Kendra tak berhenti untuk memanggil nama istrinya selama melakukan dan menikmati setiap pelepasan, tapi dia ingat perkataan dokter untuk tidak mengeluarkannya di dalam.


Malam ini Kendra benar-benar bahagia, awalnya dia tak ingin melakukan namun kondisi hotel yang kini membuatnya merasa sangat bergairah. Dan untung saja ada kesempatan yang bisa membuat dirinya meminta pada istrinya.


Dipeluknya tubuh mungil istrinya begitu erat.


“Sudah yuk. Sayang mau tidur?” tanya Kendra seraya mengecup kening istrinya dengan sayang.


"Iya mas. Aku sudah ngantuk.. ee tapi...


Dera berpikir sejenak mencoba menimang pertanyaan apa yang ingin dikatakan.


“Sayang, aku ingin itu..” kata Dera dengan nada manja.

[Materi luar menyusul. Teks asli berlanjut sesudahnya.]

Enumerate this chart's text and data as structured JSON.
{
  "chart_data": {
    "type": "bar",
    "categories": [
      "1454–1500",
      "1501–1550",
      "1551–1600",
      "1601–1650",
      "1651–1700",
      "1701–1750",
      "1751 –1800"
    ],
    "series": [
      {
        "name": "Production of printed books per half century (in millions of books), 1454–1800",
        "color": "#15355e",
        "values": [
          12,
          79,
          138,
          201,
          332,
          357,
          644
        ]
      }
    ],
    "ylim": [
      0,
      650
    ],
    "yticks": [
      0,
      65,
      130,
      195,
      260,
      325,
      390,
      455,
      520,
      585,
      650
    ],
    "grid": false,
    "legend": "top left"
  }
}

“Oke sayang” lalu Kendra bangkit dari tidurnya dan secepat kilat Kendra mengukung tubuh mungil Dera lagi.


Dipikinya, Dera ingin melakukannya lagi, alias yang tadi masih kurang puas.


Dengan reflek Dera memegang erat tangan suaminya. Begitu terkejut dengan gerakan cepat dan gesit suaminya.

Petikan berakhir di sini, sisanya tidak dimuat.